03 de dezembro é Dia Internacional das Pessoas com Deficiência

Conscientizar sobre a necessidade do exercício pleno dos direitos e da efetiva inserção na sociedade são os objetivos do Dia Internacional das Pessoas com Deficiência, anualmente comemorado em 3 de dezembro.
A data foi instituída pela Organização das Nações Unidas em 1998, possibilitando maior reflexão sobre a importância de assegurar qualidade de vida a essas pessoas, lembrando que são merecedoras de respeito, com capacidades como os demais indivíduos.
Segundo o Censo Demográfico do IBGE (Instituto Brasileiro de Geografia e Estatística), divulgado em 2012 com base em dados de 2010, há no Brasil 45,6 milhões de pessoas com alguma deficiência: mental, motora, visual ou auditiva. Número que representa 23,91% da população brasileira.
“Trata-se de uma parcela da sociedade que ainda sofre com o preconceito. Por isso temos de atuar por uma nova mentalidade, que favoreça a inclusão com respeito à diversidade”, afirma Crislaine Bertazzi, ao citar importantes conquistas dos últimos anos.
A Lei de Cotas (nº 8213), instituída em 1991, já beneficiou mais de 200 mil pessoas. Em 2011, o governo da presidenta Dilma Rousself criou, por meio do Decreto 7.612, o Plano Nacional dos Direitos da Pessoa com Deficiência – Viver sem Limites, tendo como objetivo melhorar o acesso desses cidadãos a direitos básicos, como educação, transporte, mercado de trabalho, qualificação profissional, moradia e saúde.
Também vale destacar a aposentadoria especial a pessoas com deficiência, cuja Lei Complementar 142 foi sancionada e regulamentada em 2013, também pela presidenta Dilma, reduzindo o tempo de contribuição à Previdência Social e eliminando o fator previdenciário (mecanismo criado durante o governo FHC impondo maior tempo de contribuição).

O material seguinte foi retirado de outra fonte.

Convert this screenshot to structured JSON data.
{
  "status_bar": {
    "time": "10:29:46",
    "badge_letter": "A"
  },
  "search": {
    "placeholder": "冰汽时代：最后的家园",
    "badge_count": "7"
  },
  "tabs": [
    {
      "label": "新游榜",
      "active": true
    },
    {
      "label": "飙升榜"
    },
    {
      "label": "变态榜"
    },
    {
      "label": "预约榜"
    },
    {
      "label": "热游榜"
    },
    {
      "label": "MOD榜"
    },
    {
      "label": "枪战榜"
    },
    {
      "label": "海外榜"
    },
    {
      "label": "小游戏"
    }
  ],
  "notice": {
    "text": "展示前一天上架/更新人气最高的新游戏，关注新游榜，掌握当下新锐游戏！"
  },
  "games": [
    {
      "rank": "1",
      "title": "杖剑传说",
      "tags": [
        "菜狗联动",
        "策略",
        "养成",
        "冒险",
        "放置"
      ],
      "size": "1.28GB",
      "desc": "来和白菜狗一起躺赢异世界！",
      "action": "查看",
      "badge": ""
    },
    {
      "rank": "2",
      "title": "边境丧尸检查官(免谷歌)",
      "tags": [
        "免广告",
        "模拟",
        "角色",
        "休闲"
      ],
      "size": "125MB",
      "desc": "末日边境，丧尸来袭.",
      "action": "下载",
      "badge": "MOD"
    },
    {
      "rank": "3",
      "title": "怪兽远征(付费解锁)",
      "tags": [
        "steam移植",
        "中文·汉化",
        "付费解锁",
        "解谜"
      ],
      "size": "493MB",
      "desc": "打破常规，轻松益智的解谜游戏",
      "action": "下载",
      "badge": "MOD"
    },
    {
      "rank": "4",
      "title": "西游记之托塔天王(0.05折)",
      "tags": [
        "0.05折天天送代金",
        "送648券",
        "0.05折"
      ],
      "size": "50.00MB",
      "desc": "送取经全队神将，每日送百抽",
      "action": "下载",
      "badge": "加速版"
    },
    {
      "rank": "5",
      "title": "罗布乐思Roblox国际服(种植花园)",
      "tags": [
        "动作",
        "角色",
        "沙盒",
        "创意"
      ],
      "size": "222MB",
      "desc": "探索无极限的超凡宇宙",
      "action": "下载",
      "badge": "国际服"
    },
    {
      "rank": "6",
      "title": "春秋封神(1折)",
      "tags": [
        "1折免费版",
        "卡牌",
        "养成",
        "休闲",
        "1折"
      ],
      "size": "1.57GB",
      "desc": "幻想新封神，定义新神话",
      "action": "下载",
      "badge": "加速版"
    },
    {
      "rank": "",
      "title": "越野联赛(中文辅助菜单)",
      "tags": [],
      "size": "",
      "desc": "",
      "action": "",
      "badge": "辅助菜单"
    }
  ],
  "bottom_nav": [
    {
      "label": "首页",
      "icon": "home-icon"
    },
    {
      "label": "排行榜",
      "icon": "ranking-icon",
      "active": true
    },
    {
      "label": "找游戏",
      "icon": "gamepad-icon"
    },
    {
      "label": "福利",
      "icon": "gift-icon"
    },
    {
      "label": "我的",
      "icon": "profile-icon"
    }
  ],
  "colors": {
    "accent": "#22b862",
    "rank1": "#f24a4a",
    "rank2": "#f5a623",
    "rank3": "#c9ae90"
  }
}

“Promover a inserção das pessoas com deficiência no sistema financeiro também é preocupação do movimento sindical bancário. O II Censo da Diversidade nos Bancos, realizado em março de 2014, é mais um instrumento para contribuir com essa luta”, ressalta Bertazzi.
Segundo o levantamento, o número de contratações pelos bancos de pessoas com deficiência diminuiu de 61,4% em 2008 para 60,7 em 2014. Os dados remetem a maior redução das cotratações de pessoas com deficiência motora, enquanto houve aumento de pessoas com deficiência auditiva (de 12,2% para 22,8%) e com deficiência visual (de 3,9% para 11,8%).
“Constatamos que os bancos não estão cumprindo a lei que estabelece a cota de 5% de contratação de PCDs para as empresas com quadro de funcionários acima de 1001 empregados. De posse desses dados, nos instrumentalizamos para cobrar a responsabilidade dos banqueiros, de favorecer a inclusão dessas pessoas no mercado de trabalho, além de promover condições adequadas de trabalho, de maneira com que elas possam colocar em prática todo o seu potencial”, afirma a dirigente da FETEC-CUT/SP.